YARGITAY KARARI
DAİRE : 14. Hukuk Dairesi
ESAS NO : 2006/1293
KARAR NO : 2006/2683
KARAR TARİHİ : 10.03.2006
MAHKEMESİ:Sulh Hukuk Mahkemesi
Davacı vekili tarafından, davalı aleyhine 16.12.2004 gününde verilen dilekçe ile satış vaadi sözleşmesine dayalı tapu iptali ve tescil istenmesi üzerine yapılan duruşma sonunda; davanın reddine dair verilen 27.10.2005 günlü hükmün Yargıtayca incelenmesi davacı vekili tarafından istenilmekle süresinde olduğu anlaşılan temyiz dilekçesinin kabulüne karar verildikten sonra dosya ve içerisindeki bütün kağıtlar incelenerek gereği düşünüldü:
K A R A R
Dava, satış vaadi sözleşmesine dayalı tapu iptali ve tescil isteğine ilişkindir.
Davacı, 21.8.1981 tarihli satış vaadi sözleşmesine dayanarak 21. parsel sayılı taşınmazdaki 15 numaralı bağımsız bölümün adına tescili için 10 milyar değer göstererek Asliye Hukuk Mahkemesinde tapu iptali ve tescil isteğinde bulunmuştur.

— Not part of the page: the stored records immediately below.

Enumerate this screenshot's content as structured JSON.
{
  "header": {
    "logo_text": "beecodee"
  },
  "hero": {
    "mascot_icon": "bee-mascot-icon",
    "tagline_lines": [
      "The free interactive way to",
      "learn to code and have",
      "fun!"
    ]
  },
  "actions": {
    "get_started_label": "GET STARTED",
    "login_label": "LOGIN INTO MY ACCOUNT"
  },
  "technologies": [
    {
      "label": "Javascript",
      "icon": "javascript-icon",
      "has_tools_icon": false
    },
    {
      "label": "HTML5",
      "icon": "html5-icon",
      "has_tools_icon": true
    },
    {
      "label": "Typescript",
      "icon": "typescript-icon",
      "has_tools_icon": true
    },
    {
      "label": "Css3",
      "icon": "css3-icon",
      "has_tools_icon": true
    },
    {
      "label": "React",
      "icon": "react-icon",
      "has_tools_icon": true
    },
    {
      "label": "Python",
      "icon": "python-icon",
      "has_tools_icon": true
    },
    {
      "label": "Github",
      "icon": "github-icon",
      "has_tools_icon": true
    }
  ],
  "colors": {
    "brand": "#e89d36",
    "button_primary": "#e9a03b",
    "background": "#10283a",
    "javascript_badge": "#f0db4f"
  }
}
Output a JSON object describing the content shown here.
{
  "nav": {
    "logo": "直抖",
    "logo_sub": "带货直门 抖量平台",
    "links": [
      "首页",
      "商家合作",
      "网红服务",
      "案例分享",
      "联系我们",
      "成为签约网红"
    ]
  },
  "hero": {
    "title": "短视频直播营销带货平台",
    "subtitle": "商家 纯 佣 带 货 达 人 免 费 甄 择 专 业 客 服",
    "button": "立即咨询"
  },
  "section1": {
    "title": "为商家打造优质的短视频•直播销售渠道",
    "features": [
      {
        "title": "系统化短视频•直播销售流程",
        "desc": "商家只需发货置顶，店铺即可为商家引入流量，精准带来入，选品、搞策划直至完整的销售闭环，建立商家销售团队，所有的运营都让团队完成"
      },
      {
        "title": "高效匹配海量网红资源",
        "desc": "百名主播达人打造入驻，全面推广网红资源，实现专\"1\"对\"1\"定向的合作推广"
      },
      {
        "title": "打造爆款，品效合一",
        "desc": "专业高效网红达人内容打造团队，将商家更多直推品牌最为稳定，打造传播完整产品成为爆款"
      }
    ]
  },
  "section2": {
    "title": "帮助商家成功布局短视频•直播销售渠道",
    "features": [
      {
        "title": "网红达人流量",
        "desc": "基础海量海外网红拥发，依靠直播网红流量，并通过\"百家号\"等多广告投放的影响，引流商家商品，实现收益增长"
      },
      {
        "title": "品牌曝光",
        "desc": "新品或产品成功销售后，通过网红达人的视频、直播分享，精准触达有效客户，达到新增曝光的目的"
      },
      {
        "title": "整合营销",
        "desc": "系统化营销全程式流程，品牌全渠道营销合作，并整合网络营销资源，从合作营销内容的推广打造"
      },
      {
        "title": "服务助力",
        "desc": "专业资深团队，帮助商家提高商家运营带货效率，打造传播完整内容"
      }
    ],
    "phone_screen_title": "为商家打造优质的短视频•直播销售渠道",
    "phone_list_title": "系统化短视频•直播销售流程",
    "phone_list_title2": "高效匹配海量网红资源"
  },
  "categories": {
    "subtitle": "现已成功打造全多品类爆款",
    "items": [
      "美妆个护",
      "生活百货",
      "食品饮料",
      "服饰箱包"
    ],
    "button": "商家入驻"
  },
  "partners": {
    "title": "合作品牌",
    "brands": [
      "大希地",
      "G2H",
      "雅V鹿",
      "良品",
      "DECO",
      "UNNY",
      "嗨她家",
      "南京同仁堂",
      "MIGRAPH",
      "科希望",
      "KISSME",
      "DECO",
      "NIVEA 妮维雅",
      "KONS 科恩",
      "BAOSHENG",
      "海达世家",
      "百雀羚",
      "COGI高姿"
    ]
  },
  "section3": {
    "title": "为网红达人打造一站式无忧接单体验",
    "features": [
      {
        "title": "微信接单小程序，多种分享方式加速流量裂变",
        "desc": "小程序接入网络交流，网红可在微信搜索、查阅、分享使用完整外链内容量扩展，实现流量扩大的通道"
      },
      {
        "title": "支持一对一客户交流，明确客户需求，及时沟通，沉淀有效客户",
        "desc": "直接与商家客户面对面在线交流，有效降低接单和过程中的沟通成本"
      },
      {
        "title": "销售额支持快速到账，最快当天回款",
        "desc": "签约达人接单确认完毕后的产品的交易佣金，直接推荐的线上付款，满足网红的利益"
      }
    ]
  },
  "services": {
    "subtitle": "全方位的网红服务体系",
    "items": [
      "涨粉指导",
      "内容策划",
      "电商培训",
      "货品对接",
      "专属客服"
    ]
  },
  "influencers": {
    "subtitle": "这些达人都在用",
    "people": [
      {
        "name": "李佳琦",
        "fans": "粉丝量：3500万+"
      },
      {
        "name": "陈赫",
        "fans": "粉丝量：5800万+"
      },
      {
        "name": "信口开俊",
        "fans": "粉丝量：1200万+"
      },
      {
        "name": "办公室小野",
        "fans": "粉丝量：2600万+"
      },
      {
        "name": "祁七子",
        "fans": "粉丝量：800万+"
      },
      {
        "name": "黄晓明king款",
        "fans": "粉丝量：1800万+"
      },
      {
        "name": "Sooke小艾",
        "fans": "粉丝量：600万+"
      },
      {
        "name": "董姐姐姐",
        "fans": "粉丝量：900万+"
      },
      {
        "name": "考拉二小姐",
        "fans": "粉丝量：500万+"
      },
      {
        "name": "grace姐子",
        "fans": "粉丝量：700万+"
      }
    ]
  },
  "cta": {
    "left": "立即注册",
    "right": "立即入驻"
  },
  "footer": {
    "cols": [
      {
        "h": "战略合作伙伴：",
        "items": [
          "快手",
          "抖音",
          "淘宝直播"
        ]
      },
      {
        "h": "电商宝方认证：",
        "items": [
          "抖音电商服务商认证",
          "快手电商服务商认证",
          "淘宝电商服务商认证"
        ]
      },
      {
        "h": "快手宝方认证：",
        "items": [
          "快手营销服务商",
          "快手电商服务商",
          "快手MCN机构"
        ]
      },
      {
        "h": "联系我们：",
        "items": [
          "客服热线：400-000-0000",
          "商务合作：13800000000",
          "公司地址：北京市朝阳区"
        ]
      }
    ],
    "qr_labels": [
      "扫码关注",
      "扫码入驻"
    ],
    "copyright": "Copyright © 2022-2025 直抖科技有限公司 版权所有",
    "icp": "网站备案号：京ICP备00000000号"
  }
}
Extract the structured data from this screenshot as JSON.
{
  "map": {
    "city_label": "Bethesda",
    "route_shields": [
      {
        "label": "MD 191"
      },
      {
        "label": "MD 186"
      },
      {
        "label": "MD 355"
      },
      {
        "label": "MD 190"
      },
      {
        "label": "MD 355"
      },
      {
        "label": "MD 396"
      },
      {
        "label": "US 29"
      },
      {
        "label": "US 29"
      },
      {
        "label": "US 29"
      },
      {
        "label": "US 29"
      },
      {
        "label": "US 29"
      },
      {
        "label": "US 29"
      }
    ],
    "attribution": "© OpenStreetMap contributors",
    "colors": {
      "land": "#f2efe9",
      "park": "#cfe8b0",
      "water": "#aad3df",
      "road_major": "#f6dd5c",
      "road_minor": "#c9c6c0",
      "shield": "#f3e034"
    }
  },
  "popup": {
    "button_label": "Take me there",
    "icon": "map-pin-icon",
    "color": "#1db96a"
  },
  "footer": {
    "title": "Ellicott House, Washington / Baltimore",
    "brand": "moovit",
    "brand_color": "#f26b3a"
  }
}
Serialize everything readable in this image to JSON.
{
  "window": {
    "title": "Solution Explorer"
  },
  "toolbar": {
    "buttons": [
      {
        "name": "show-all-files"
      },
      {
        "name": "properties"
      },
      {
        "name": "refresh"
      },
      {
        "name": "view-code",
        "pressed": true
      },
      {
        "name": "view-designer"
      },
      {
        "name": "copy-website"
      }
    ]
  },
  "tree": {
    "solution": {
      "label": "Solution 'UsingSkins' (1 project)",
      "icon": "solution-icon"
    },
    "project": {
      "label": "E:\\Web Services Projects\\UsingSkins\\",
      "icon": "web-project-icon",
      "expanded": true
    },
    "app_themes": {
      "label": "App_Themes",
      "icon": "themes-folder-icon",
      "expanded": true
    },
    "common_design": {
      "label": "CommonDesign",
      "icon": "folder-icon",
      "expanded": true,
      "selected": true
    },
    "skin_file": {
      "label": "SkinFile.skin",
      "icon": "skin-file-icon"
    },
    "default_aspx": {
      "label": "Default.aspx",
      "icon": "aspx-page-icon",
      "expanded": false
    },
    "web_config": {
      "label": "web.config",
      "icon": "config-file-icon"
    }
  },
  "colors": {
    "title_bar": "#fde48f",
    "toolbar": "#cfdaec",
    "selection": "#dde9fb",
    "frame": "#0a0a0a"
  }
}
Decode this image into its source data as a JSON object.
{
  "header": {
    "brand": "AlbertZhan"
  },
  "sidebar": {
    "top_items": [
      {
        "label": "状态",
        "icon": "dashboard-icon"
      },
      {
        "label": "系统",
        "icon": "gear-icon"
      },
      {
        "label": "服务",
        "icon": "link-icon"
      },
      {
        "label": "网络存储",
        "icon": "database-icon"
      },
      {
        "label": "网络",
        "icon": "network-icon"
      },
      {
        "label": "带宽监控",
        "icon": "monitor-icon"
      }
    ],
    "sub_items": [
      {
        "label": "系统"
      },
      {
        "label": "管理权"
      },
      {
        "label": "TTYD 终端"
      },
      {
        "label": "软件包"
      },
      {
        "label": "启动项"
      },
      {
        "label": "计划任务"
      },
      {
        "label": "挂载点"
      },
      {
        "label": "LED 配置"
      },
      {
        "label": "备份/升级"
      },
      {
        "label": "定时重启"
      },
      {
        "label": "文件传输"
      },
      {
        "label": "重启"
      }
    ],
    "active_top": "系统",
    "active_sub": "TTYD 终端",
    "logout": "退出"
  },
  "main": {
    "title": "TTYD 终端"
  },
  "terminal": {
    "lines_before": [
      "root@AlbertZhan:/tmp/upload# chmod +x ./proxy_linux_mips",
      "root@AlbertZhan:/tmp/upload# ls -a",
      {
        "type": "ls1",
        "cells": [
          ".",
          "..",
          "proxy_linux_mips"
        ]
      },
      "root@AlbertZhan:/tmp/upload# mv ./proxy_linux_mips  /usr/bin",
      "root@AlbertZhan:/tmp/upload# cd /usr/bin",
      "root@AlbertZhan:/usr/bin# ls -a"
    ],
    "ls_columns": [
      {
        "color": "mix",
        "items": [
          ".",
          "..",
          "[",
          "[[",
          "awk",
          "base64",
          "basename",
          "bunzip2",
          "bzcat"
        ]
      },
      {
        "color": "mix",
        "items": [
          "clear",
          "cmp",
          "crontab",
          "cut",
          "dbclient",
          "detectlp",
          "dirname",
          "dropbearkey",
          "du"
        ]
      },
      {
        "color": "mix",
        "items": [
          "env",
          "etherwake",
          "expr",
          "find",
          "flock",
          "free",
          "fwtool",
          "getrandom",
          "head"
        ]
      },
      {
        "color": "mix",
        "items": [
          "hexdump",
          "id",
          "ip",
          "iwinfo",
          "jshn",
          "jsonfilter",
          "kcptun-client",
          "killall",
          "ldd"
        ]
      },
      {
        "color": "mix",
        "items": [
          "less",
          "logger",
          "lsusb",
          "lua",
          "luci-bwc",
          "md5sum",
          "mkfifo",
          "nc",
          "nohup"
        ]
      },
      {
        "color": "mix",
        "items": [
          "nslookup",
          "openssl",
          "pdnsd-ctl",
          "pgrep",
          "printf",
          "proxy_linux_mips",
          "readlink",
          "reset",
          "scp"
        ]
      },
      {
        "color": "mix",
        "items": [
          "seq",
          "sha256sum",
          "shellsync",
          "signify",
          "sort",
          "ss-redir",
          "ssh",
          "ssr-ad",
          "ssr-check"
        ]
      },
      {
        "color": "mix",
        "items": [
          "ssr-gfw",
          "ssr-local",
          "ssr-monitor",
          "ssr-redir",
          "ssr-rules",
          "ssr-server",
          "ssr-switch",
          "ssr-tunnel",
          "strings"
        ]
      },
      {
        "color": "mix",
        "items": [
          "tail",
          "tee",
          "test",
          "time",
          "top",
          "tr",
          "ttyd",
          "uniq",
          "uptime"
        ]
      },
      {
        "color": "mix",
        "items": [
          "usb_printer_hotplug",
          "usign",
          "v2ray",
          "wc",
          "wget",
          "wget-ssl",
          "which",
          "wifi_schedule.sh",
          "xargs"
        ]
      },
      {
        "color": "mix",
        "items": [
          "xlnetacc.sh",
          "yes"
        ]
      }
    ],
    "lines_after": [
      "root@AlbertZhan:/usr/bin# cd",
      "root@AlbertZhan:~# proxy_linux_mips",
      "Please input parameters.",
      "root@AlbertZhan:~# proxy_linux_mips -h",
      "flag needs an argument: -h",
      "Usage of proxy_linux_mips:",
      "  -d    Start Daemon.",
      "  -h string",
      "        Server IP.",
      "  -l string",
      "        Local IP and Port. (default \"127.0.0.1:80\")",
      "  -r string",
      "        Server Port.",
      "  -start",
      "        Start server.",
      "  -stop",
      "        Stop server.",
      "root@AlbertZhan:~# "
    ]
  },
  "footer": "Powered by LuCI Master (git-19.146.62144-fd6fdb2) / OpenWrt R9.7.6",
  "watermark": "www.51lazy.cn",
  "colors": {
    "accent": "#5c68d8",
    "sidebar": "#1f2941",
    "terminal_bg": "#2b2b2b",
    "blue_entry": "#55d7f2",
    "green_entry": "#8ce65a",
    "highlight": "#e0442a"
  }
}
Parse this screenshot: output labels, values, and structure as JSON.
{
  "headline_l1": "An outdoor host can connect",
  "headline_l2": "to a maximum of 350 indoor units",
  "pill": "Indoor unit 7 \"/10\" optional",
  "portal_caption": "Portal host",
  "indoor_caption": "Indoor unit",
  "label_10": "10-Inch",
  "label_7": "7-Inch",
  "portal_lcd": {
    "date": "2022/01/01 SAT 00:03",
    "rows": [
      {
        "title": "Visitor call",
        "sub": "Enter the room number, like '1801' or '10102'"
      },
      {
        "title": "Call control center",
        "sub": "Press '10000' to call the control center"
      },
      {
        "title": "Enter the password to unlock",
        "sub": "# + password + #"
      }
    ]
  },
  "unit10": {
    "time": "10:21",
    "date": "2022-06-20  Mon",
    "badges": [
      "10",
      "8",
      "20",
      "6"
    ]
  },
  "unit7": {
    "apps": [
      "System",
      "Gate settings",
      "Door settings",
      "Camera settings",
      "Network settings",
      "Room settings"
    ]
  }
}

Asliye hukuk mahkemesinde yapılan yargılama sonunda sözleşmede gösterilen değere göre Sulh Hukuk Mahkemesinin görevli olduğundan bahisle görevsizlik kararı verilmiş, hüküm temyiz edilmeden kesinleşmiş ve yasal süresi içerisinde başvurulan Sulh hukuk Mahkemesinde davanın reddine karar verilmiştir.
Taşınmaz satış vaadi sözleşmelerinden kaynaklanan tapu iptali ve tescil davalarında taşınmazın aynı çekişmeli olduğu için görevli mahkemeyi taşınmazın dava tarihindeki değeri belirler. (HUMK. m.1/2-2/1) Görev kuralları kamu düzeninden olduğu için tarafların görevli mahkemeyi belirleme konusunda usul sözleşmeleri düzenlemeleri, taşınmazın aynına ilişkin davalarda dava değeri konusundaki anlaşmaları mahkemeyi bağlamaz. Bu nedenledir ki taşınmazın keşfen belirlenecek değerine göre görevli mahkemenin saptanması gereklidir.Somut olayda; taraflar arasındaki sözleşme 21.8.1981 tarihinde düzenlenmiş, …’de bulunan dairenin 800 liraya satış vaad edilmiştir. Ülkemizde yaşanan ekonomik değişimler karşısında dava konusu dairenin dava tarihindeki değerinin 800 lira olduğunun kabulü halin icabı ve hayatın olağan akışı ile bağdaşmamaktadır. Kaldı ki davacı da dava değerini 10 milyar gösterilerek Asliye Hukuk Mahkemesinde davasını açmıştır. Gerek dava dilekçesindeki değer, gerekse …’de bulunan bir dairenin günümüz koşullarında 800 lira olamayacağı hususu da nazara alınarak görevsizlik kararı verilmesi gerekirken, işin esasına girilerek, yazılı şekilde hüküm kurulması doğru değildir. Karar bozulmalıdır.
SONUÇ: Yukarıda yazılı nedenlerle, hükmün BOZULMASINA, bozma nedenine göre diğer hususların incelenmesine yer olmadığına, peşin alınan temyiz harcının istek halinde yatırana geri verilmesine 10.3.2006 tarihinde oybirliğiyle karar verildi.